Purple hull peas come in a pea pod that is purple, hence the name, and you have to shell them before cooking. My blog friend, Lyndi (@nwafoodie) blogged about them today and she has some good pictures of what they look like before they are shelled.
This morning I stopped by a farmstand on a tip from a neighbor, and the gentleman there said his wife had shelled these peas this morning. I knew I had to give them a try!

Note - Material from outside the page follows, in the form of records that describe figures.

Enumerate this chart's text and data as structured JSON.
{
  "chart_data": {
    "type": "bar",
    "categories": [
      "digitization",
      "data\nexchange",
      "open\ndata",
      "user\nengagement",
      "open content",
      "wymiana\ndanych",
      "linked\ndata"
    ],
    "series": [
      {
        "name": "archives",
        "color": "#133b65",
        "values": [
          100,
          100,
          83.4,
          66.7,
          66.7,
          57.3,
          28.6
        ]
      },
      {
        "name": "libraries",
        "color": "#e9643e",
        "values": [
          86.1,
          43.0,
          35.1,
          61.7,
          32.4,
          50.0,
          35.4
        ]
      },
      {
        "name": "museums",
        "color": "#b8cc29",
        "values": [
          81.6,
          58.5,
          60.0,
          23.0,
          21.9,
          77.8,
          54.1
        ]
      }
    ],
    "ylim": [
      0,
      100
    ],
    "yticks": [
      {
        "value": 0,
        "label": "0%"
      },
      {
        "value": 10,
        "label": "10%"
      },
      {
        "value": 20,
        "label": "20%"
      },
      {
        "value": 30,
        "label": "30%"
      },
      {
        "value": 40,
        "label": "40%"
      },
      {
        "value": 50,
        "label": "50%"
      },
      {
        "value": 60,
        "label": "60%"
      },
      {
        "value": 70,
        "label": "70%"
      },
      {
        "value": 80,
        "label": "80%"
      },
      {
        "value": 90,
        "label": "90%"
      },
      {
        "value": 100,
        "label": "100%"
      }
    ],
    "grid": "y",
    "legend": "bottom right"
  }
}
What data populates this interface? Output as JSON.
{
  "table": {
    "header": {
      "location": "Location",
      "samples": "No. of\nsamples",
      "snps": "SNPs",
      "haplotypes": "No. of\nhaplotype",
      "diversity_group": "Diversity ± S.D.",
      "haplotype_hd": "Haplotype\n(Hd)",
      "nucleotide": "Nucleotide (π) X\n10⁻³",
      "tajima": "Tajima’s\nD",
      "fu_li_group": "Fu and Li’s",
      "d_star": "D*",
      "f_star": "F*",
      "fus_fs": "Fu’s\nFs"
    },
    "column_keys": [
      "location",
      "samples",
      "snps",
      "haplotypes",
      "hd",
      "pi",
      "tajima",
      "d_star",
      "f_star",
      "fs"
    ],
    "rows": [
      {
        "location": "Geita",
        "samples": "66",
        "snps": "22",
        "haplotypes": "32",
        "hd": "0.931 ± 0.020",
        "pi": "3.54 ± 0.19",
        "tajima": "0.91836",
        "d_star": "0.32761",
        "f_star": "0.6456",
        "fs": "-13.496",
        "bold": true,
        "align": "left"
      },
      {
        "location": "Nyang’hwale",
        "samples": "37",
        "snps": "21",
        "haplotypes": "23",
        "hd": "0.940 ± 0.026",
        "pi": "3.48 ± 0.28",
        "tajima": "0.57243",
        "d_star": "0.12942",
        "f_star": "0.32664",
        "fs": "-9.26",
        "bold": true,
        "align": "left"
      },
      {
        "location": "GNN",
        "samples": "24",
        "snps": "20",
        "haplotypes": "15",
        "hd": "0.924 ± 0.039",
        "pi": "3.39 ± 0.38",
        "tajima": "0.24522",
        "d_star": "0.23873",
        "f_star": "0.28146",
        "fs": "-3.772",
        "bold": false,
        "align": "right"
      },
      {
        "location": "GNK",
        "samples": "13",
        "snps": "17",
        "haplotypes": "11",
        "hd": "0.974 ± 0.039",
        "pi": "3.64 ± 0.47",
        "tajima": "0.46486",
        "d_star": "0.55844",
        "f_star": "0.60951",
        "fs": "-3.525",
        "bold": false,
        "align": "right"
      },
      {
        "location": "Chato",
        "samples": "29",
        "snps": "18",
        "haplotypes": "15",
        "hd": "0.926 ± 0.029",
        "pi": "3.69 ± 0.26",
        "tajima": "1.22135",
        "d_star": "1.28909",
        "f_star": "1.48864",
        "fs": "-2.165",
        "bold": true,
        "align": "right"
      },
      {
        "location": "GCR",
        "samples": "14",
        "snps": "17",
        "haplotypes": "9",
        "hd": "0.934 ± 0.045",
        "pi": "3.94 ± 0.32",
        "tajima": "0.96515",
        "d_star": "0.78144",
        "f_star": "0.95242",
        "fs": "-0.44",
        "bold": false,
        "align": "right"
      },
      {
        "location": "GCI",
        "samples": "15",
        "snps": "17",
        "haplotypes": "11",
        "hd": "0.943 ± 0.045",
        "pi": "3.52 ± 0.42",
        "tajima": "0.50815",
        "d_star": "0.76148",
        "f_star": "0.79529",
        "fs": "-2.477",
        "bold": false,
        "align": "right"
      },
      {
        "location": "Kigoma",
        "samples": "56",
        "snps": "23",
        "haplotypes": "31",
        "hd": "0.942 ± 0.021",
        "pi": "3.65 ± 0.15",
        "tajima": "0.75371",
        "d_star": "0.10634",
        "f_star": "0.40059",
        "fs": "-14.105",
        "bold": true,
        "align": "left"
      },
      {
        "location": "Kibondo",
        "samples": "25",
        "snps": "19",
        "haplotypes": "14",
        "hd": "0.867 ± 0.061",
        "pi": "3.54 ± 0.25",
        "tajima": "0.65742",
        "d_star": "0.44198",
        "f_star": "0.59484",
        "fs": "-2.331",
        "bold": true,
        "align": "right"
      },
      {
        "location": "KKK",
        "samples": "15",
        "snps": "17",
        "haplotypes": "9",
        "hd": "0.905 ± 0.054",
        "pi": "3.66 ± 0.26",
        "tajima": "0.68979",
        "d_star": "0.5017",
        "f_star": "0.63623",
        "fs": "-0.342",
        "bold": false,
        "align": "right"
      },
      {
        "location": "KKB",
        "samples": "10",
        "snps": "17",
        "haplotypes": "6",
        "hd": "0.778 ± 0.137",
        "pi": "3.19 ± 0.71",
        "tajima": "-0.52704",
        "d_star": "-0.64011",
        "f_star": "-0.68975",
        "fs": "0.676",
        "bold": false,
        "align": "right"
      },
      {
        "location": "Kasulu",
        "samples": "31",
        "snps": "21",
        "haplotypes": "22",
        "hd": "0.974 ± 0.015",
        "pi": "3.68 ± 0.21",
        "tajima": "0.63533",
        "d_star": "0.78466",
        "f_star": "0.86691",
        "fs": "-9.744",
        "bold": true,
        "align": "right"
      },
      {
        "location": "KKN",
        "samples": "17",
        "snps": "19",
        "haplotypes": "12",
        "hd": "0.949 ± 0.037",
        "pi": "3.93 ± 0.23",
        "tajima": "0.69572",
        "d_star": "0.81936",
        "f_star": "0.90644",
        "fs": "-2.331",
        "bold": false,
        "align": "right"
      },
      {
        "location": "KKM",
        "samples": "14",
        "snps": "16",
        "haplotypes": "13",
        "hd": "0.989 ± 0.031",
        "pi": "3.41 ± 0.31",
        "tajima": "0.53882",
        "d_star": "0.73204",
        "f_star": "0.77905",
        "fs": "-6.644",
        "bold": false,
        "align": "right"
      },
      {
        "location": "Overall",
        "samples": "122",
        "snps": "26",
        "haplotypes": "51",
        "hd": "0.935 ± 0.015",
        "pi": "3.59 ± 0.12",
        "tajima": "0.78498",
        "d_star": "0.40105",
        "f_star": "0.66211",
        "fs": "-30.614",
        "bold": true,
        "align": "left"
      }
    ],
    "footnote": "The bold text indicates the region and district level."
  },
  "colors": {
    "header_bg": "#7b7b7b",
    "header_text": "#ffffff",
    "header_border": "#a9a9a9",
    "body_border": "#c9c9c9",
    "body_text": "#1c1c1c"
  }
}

While researching how to cook them, I learned that a city in Arkansas actually has a purple hull pea festival in June every year complete with a pea cook off, and this recipe was the grand prize winner a few years back. I did a couple of things differently, based on other recipes I had seen, but I didn’t want to mess with a blue ribbon winner too much…. My kids ate every bit, too!
Purple Hull Peas
5-6 cups shelled purple hull peas
6 strips bacon
half a yellow onion, root left intact so you can remove it
1 box chicken stock
salt and pepper to taste
Cut bacon into inch-sized pieces and lightly brown in a dutch oven. Do not drain bacon grease. Add purple hull peas, onion, and stock, plus extra water to cover by one inch. Add 2 teaspoons salt and 1 teaspoon pepper. Boil over medium heat until tender (about 45 minutes). Remove onion before serving.